If you’re a camper, it’s even better, because you can camp right beside this beautiful beach!
If you drive to Rissers, you’re going to be surprised, and probably a little confused. The parking lot is across the highway from the beach, and there’s not a speck of sand in sight when you get out of the car.
Persevere, though! Look for the culvert that takes you under the highway and you’ll emerge into the park area.
This is where you’ll find the amenities that make Rissers a no-brainer, especially if you have young kids.

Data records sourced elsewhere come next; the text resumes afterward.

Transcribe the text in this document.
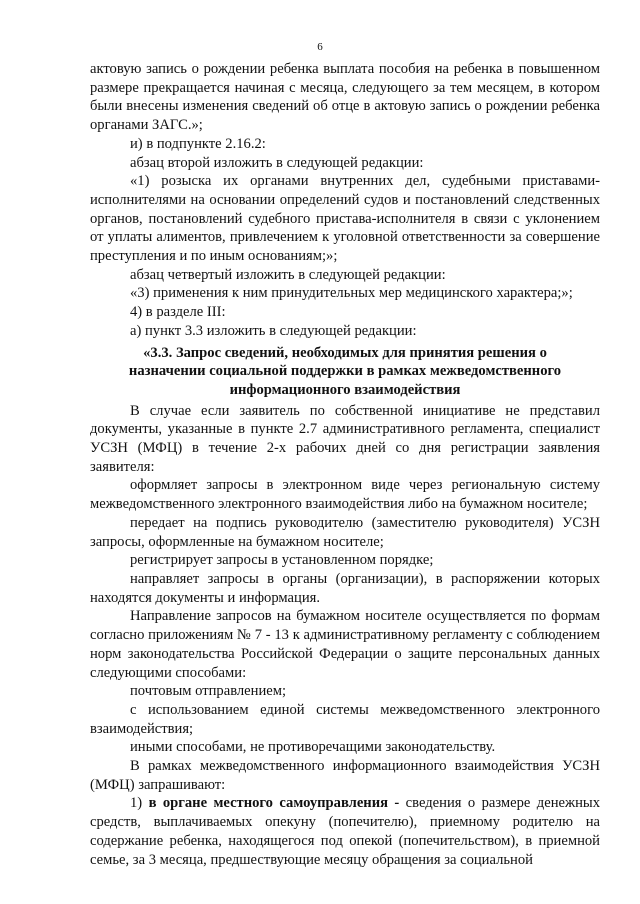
6

актовую запись о рождении ребенка выплата пособия на ребенка в повышенном размере прекращается начиная с месяца, следующего за тем месяцем, в котором были внесены изменения сведений об отце в актовую запись о рождении ребенка органами ЗАГС.»;

и) в подпункте 2.16.2:

абзац второй изложить в следующей редакции:

«1) розыска их органами внутренних дел, судебными приставами-исполнителями на основании определений судов и постановлений следственных органов, постановлений судебного пристава-исполнителя в связи с уклонением от уплаты алиментов, привлечением к уголовной ответственности за совершение преступления и по иным основаниям;»;

абзац четвертый изложить в следующей редакции:

«3) применения к ним принудительных мер медицинского характера;»;

4) в разделе III:

а) пункт 3.3 изложить в следующей редакции:

«3.3. Запрос сведений, необходимых для принятия решения о
назначении социальной поддержки в рамках межведомственного
информационного взаимодействия

В случае если заявитель по собственной инициативе не представил документы, указанные в пункте 2.7 административного регламента, специалист УСЗН (МФЦ) в течение 2-х рабочих дней со дня регистрации заявления заявителя:

оформляет запросы в электронном виде через региональную систему межведомственного электронного взаимодействия либо на бумажном носителе;

передает на подпись руководителю (заместителю руководителя) УСЗН запросы, оформленные на бумажном носителе;

регистрирует запросы в установленном порядке;

направляет запросы в органы (организации), в распоряжении которых находятся документы и информация.

Направление запросов на бумажном носителе осуществляется по формам согласно приложениям № 7 - 13 к административному регламенту с соблюдением норм законодательства Российской Федерации о защите персональных данных следующими способами:

почтовым отправлением;

с использованием единой системы межведомственного электронного взаимодействия;

иными способами, не противоречащими законодательству.

В рамках межведомственного информационного взаимодействия УСЗН (МФЦ) запрашивают:

1) в органе местного самоуправления - сведения о размере денежных средств, выплачиваемых опекуну (попечителю), приемному родителю на содержание ребенка, находящегося под опекой (попечительством), в приемной семье, за 3 месяца, предшествующие месяцу обращения за социальной
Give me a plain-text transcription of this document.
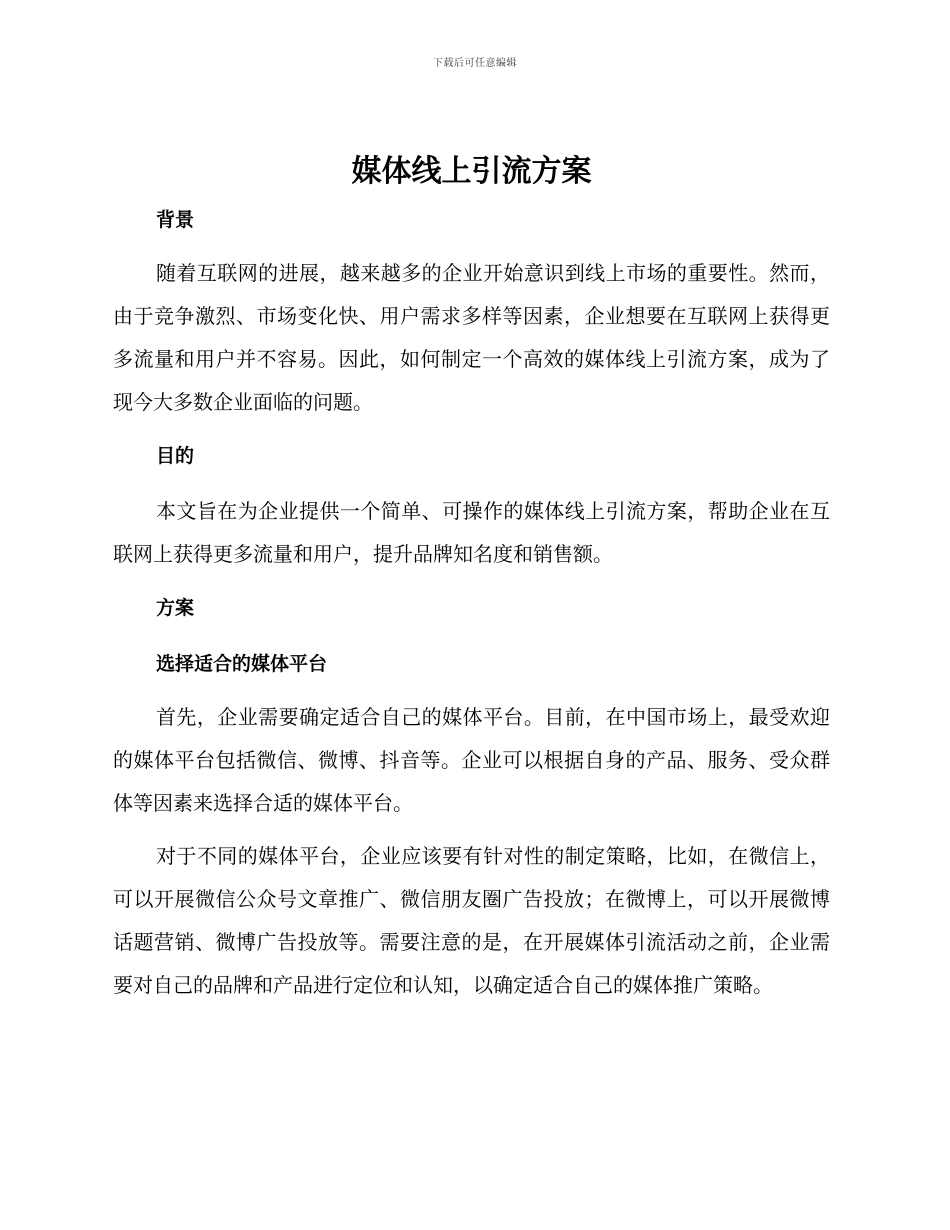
下载后可任意编辑
媒体线上引流方案
背景

随着互联网的进展，越来越多的企业开始意识到线上市场的重要性。然而，由于竞争激烈、市场变化快、用户需求多样等因素，企业想要在互联网上获得更多流量和用户并不容易。因此，如何制定一个高效的媒体线上引流方案，成为了现今大多数企业面临的问题。

目的

本文旨在为企业提供一个简单、可操作的媒体线上引流方案，帮助企业在互联网上获得更多流量和用户，提升品牌知名度和销售额。

方案
选择适合的媒体平台

首先，企业需要确定适合自己的媒体平台。目前，在中国市场上，最受欢迎的媒体平台包括微信、微博、抖音等。企业可以根据自身的产品、服务、受众群体等因素来选择合适的媒体平台。

对于不同的媒体平台，企业应该要有针对性的制定策略，比如，在微信上，可以开展微信公众号文章推广、微信朋友圈广告投放；在微博上，可以开展微博话题营销、微博广告投放等。需要注意的是，在开展媒体引流活动之前，企业需要对自己的品牌和产品进行定位和认知，以确定适合自己的媒体推广策略。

First, you’ll come across the interpretive centre that explains the park’s ecosystem. Moving on, you’ll see the large washroom area with washrooms, showers and private changing rooms. To the right is a canteen, which, while it serves pretty typical canteen food offers two amazing things: ice cream, and the time-saving ability to just pick up and go to the beach without needing to pack a lunch & snacks.
Note: The last time we were there, it was a warm but overcast day and we arrived early, which is why the beach looks so delightfully empty. Show up on a sunny Saturday, though, and you’ll see a much more active scene. Which leads me to my…
Pro Tip: warm overcast days are a phenomenal time to go to the beach. No crowds and it’s still warm enough to swim.
If you explore to the left of the entry point, at the end of the beach you’ll find a rockier area with some sea creatures and a glacial erratic, which are common on the South Shore.
Now, I’m not going to lie to you: swimming in the Atlantic Ocean is not for the faint of heart, or easily chilled.
But, if you visit in late July – early September, the water is swimmable, and relatively free of seaweed, etc. It’ll be chilly when you first get in, but persevere because it’s nice once you’re used to it. You might even see a seal pop its head up as you frolic in the waves!
The water remains fairly shallow for a good distance, and the tides aren’t as much a factor here as they are in the Bay of Fundy. Also, the water is much, much warmer here than in the Bay of Fundy. The last time I went in the Bay of Fundy, it felt like my bones were aching, I was so cold, and I’d only been in for about 30 seconds.
The boardwalk at Rissers Beach Provincial Park
I actually don’t have much to offer on this. It looks nice, but I’m so enchanted with the sand, ocean waves crashing on the shore, and beachcombing that I’ve never had the desire to stray too far from it.
Getting to Rissers Beach
This is one of the best parts about going to Rissers.
If you’re coming from Halifax, give yourself time to take the scenic route, and make sure you stop at the LaHave Bakery on your way for supplies.
If you’re coming from further down the South Shore, give yourself time to take the scenic route and stop in to the Best Coast Coffee Gallery for a latte & a snack before you arrive.
The Nitty Gritty
- Rissers Beach Provincial Park is accessible for wheelchairs, although obviously once you’re on the sand things will get complicated.
- There’s no entry fee or fee for parking.
- Food, washrooms, changing rooms, and showers are available onsite.
- There’s a lifeguard on duty, check the Rissers website for details.
While you’re in the area, check out what else the Lighthouse Route has to offer: it’s one of the most beautiful spots in the world!